Bruno da Luz Darcy de Oliveira e Hannah Krüger Rodor Fontana

O presente artigo se propõe trazer à luz um tema recente e muito importante para diversos consumidores/investidores, que há décadas, optaram por confiar em Instituições Financeiras tidas como idôneas para contratar seus planos de aposentadoria, no caso, o Fundo Gerador de Benefício.

quarta-feira, 26 de janeiro de 2022

Atualizado às 12:31

(Imagem: Arte Migalhas)

Introdução

Por muitos anos a previdência privada foi vista como um investimento seguro e certo, em que muitos optavam por depositar suas economias, mesmo contando menores retornos (típico de aplicações conservadoras), mas com a "quase" garantia de que após o período de acumulação, transcorrido o prazo contratual, o Investidor poderia usufruir de uma renda (ou resgate) compatível com o que foi por ele contratado.

Contudo, recentemente, certas Instituições Financeiras que no passado comercializaram produtos do tipo FGB (Fundo Gerador de Benefício), viram seus excessivos lucros prejudicados pelo aumento do IGP-M no último ano, índice ao qual os contratos em questão são indexados.

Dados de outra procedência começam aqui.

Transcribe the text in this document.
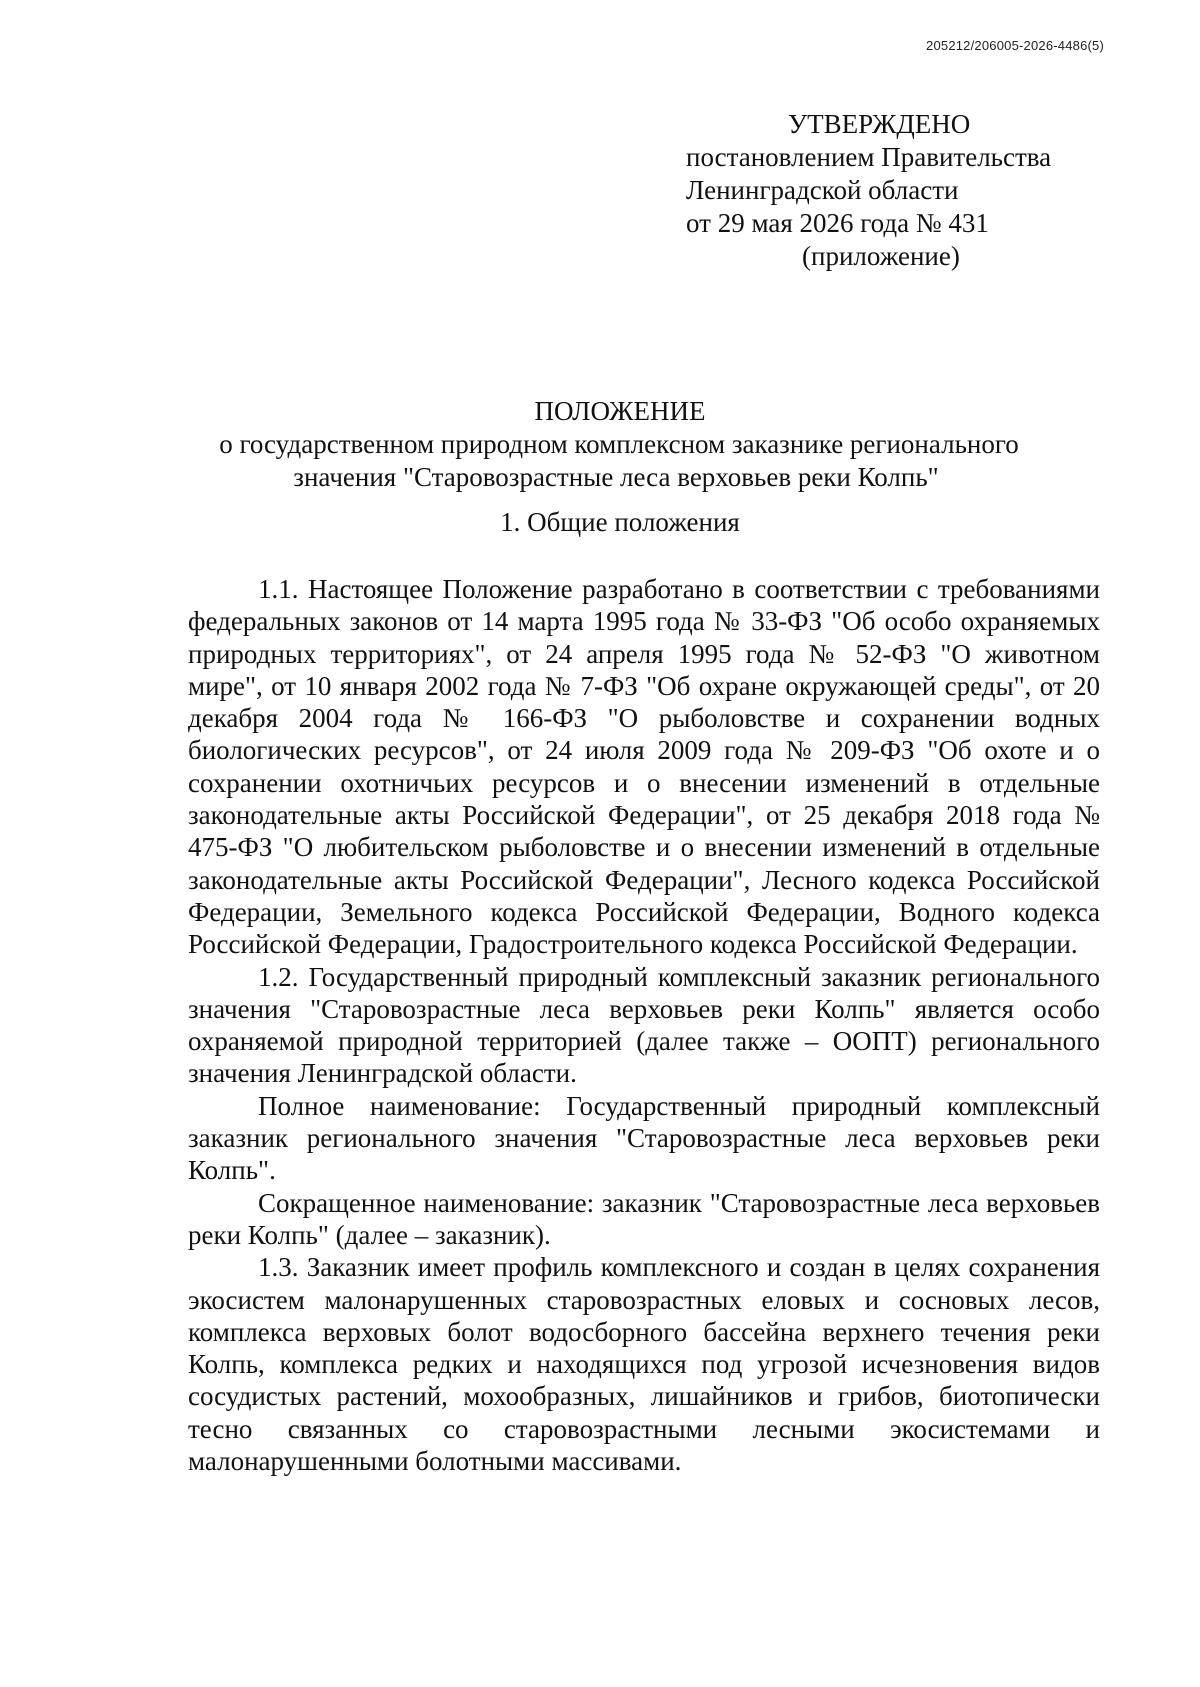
205212/206005-2026-4486(5)
УТВЕРЖДЕНО
постановлением Правительства
Ленинградской области
от 29 мая 2026 года № 431
(приложение)
ПОЛОЖЕНИЕ
о государственном природном комплексном заказнике регионального
значения "Старовозрастные леса верховьев реки Колпь"
1. Общие положения

1.1. Настоящее Положение разработано в соответствии с требованиями федеральных законов от 14 марта 1995 года № 33-ФЗ "Об особо охраняемых природных территориях", от 24 апреля 1995 года № 52-ФЗ "О животном мире", от 10 января 2002 года № 7-ФЗ "Об охране окружающей среды", от 20 декабря 2004 года № 166-ФЗ "О рыболовстве и сохранении водных биологических ресурсов", от 24 июля 2009 года № 209-ФЗ "Об охоте и о сохранении охотничьих ресурсов и о внесении изменений в отдельные законодательные акты Российской Федерации", от 25 декабря 2018 года № 475-ФЗ "О любительском рыболовстве и о внесении изменений в отдельные законодательные акты Российской Федерации", Лесного кодекса Российской Федерации, Земельного кодекса Российской Федерации, Водного кодекса Российской Федерации, Градостроительного кодекса Российской Федерации.

1.2. Государственный природный комплексный заказник регионального значения "Старовозрастные леса верховьев реки Колпь" является особо охраняемой природной территорией (далее также – ООПТ) регионального значения Ленинградской области.

Полное наименование: Государственный природный комплексный заказник регионального значения "Старовозрастные леса верховьев реки Колпь".

Сокращенное наименование: заказник "Старовозрастные леса верховьев реки Колпь" (далее – заказник).

1.3. Заказник имеет профиль комплексного и создан в целях сохранения экосистем малонарушенных старовозрастных еловых и сосновых лесов, комплекса верховых болот водосборного бассейна верхнего течения реки Колпь, комплекса редких и находящихся под угрозой исчезновения видов сосудистых растений, мохообразных, лишайников и грибов, биотопически тесно связанных со старовозрастными лесными экосистемами и малонарушенными болотными массивами.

O FGB foi um produto muito popular no início da década de 1990, que prometia rentabilidades muito além do que o cenário atual pode oferecer, sem grandes riscos, e benefício pré-determinado. No entanto, as entidades financeiras perderam o interesse de comercializar tal produto basicamente por duas razões: (i) a obrigatoriedade de dar garantia mínima de 6% ao ano sobre os aportes realizados pelo participante; e (ii) os fatores atuariais para conversão em renda se basearem em uma tábua de sobrevivência desfavorável à entidade.1

Conforme relatado em seu próprio site, a partir do final de 2019, a Superintendência de Seguros Privados (Susep) começou a receber relatos de consumidores acerca de contatos que informam sobre a necessidade de repactuação dos contratos do tipo FGB da Evidence Previdência, empresa do Grupo Santander.

Na oportunidade, a Susep acertadamente ressaltou que eventual alteração contratual, fora do previsto nos regulamentos dos planos, depende de acordo entre as partes, não sendo objeto de aprovação ou desaprovação por parte da Autarquia. Assim, cabem apenas aos participantes (consumidores), a livre avaliação, sobre seu interesse em aderir às novas condições propostas pela companhia.2

Como última medida desesperada, a citada Instituição Financeira tem ajuizado centenas de ações judiciais por todo o Brasil, buscando a repactuação, ou mesmo a rescisão dos contratos do tipo FGB firmados na década de 1990, e/ou datas anteriores.

Para tanto, dentre outros argumentos genéricos, aduzem que o retorno prometido pelo plano, qual seja IGP-M + 6% ao ano se mostrou excessivamente oneroso, sobretudo em razão da alta de mais de 32% (trinta e dois por cento) do IGP-M nos 12 (doze) meses até abril de 2021, bem como que "o produto FGB possui tábua de expectativa de vida desatualizada e juros fixos completamente incompatíveis com a realidade".

Um terceiro argumento é a necessidade de se fazer um aporte adicional para cumprir o que dita o regulamento.3

Contudo, com todas as venias aos argumentos trazidos pelas Instituições Financeiras que buscam repactuar e rescindir os contratos do tipo FGB por considerarem inexequíveis os termos prometidos, algumas questões devem ser postas.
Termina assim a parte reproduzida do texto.